Even in these traumatic conditions Earl's wit didn't leave him. When he was greeted by an administrator at Mandeville, "Hello, I'm Dr. Belcher," Earl shot back, "You were Dr. Belcher."

He observed that most psychiatrists were nuttier than the people they treat. "Mostly self-anointed. It's not unusual in their profession for a man to lose all sense of equilibrium."

David Bell managed to crawl to Earl's window and tap $100 bills wrapped around toothpicks through a screen to the Governor to bribe the guards. Earl didn't have to use the money, as it turned out. He fired the Director of Hospitals, Jesse Bankston, and hired a new man who certified that he wasn't nuts.

Earl was released but he was never the same man. Those around him say he was much more bitter toward his enemies and much more suspicious of others than he had ever been before.
SO, YOU SEE, we folks from Louisiana don't know so much about good government, good schools or good roads, but in such situations, life does offer its tender mercies. We have a lifetime of great stories, a pot full of good coffee and -- usually -- a gut full of tasty vittles.

We're just different. But that's not necessarily all bad, once you get used to it. I am hopeful that, someday, my Omaha-born wife of 24 years will make the adjustment.
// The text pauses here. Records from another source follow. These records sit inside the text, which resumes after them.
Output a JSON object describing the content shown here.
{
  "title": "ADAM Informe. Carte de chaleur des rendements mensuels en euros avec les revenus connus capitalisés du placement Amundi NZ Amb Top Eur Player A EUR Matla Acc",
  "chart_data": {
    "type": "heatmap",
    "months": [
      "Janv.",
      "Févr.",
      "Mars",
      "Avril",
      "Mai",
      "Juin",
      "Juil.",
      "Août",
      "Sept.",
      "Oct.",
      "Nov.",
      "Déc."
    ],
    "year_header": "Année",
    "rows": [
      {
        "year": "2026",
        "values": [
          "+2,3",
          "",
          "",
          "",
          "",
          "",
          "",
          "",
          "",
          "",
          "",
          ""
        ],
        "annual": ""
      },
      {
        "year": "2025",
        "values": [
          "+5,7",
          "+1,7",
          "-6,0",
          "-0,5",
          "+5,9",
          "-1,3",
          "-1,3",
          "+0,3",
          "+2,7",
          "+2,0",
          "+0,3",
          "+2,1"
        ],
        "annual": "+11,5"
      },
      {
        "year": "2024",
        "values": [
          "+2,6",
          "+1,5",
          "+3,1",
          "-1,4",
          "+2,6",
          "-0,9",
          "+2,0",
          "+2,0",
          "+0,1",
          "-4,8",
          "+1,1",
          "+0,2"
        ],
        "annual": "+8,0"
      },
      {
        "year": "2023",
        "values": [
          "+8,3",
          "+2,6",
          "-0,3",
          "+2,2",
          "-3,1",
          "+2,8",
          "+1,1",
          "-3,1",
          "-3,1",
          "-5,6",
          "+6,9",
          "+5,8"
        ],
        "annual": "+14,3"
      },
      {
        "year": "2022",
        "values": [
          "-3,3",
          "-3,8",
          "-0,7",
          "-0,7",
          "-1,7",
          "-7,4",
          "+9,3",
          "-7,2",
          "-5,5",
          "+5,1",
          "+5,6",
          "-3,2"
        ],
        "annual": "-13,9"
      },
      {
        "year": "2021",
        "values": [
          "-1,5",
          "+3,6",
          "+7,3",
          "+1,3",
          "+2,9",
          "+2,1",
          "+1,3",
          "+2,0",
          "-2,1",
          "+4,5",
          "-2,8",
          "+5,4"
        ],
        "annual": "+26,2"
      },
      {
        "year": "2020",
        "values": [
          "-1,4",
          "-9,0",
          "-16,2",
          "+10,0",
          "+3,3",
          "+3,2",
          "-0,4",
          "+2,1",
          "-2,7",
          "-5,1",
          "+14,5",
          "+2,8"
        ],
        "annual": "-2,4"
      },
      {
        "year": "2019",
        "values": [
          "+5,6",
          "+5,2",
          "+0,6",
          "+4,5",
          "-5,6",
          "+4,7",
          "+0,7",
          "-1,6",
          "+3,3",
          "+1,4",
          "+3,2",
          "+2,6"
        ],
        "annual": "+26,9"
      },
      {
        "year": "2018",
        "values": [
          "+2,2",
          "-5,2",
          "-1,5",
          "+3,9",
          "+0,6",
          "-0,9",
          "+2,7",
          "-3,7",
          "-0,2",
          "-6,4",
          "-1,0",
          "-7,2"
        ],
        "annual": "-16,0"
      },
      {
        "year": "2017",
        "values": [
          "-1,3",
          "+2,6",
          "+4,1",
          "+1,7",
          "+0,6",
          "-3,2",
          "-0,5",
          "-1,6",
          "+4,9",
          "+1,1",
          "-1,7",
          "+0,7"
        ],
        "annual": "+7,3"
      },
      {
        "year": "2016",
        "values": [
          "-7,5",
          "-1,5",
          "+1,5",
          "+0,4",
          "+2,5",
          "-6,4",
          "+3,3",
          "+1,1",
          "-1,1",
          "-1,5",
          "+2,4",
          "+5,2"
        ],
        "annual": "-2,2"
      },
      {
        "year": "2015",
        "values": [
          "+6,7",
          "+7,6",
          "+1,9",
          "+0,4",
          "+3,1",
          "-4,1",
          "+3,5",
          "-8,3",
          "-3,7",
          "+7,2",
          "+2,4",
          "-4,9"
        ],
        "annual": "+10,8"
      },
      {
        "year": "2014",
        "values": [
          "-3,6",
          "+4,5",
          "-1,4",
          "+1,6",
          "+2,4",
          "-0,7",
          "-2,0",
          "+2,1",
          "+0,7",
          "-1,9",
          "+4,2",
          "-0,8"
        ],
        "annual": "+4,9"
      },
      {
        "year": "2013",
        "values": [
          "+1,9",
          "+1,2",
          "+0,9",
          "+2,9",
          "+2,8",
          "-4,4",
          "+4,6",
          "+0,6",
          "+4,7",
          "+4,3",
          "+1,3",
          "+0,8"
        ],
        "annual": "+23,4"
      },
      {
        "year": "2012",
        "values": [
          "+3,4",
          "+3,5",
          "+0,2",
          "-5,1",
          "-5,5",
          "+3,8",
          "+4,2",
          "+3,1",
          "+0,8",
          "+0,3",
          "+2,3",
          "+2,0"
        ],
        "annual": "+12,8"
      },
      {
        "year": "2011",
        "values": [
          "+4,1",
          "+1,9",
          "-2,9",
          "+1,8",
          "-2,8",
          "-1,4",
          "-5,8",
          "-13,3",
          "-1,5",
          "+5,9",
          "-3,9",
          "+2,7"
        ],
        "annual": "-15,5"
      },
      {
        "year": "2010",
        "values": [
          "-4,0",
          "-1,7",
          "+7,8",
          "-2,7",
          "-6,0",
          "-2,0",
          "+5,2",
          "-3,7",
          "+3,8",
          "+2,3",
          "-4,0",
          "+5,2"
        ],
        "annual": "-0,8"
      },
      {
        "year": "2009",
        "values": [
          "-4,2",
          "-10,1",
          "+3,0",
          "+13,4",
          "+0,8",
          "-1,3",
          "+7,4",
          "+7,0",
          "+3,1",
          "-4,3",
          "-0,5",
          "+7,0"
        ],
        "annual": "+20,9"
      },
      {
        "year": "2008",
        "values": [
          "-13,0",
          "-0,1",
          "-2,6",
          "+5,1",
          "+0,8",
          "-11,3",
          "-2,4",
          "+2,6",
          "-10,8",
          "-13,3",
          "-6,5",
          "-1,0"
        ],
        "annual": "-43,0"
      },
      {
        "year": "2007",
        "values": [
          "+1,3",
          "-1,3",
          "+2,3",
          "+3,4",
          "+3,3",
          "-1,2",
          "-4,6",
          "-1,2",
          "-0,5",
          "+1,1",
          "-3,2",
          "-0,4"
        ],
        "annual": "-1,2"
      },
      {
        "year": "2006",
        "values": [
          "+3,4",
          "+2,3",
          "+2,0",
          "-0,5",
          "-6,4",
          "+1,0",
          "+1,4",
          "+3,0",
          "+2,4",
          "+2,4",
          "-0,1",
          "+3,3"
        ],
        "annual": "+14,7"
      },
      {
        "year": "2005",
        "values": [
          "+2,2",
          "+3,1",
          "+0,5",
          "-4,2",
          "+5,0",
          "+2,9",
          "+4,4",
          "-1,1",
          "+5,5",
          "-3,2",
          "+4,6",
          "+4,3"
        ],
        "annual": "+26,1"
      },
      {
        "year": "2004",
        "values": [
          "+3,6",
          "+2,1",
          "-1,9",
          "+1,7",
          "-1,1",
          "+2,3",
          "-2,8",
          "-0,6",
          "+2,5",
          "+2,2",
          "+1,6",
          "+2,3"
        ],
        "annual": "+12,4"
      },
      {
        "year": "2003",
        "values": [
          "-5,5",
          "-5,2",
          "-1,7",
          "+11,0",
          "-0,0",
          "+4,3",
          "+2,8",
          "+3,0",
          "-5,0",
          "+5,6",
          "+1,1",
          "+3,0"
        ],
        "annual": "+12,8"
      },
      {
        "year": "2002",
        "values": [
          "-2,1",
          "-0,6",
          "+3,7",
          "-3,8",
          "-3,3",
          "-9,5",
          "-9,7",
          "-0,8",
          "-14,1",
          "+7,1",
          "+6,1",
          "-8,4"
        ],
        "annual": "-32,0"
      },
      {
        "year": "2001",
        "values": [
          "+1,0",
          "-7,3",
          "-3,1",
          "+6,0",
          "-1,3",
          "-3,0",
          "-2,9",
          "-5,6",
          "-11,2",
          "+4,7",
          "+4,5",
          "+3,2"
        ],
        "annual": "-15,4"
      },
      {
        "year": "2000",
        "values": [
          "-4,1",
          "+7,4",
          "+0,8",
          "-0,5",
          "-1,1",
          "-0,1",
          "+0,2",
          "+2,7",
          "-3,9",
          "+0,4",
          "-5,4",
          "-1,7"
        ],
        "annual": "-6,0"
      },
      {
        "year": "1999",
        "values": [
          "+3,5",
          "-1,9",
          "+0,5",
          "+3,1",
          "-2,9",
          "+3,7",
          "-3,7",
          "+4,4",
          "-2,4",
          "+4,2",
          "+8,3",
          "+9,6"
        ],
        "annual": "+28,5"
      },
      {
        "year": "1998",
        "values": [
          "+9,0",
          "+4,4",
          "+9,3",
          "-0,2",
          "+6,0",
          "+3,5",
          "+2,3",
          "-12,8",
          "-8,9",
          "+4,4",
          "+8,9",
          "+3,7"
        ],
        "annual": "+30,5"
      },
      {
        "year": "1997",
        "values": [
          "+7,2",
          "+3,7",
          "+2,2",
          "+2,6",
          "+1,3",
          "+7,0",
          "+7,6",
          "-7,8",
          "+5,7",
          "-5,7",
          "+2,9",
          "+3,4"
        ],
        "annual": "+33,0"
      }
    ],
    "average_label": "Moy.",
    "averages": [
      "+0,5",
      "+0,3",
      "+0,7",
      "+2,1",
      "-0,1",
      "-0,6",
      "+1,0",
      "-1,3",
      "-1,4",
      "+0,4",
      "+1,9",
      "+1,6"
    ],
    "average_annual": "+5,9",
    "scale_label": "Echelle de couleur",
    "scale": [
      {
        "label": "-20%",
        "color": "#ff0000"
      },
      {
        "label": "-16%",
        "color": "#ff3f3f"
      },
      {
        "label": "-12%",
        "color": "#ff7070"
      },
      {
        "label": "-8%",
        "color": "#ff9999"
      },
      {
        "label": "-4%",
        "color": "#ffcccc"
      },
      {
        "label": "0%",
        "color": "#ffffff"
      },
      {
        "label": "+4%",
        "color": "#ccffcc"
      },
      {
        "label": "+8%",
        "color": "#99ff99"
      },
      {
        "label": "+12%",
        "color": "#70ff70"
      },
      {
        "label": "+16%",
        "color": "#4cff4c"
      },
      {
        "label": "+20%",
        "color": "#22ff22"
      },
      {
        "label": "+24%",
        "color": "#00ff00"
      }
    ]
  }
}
And since I did mention the importance of a pot of good coffee, here's another Uncle Earl story to close with -- again, as told by Bruce Macmurdo in Gris Gris:
"Best Coffee in D.C."

A former aide of a U.S. Senator recalled that he was awakened in the middle of the night by Earl, who insisted he come over to his hotel room and have some coffee. "Best coffee in D.C."

When he arrived, he was treated to the sight of a U.S. Congressman and two state legislators using whiskey bottles to pound pillowcases full of the unground coffee beans Earl had bought.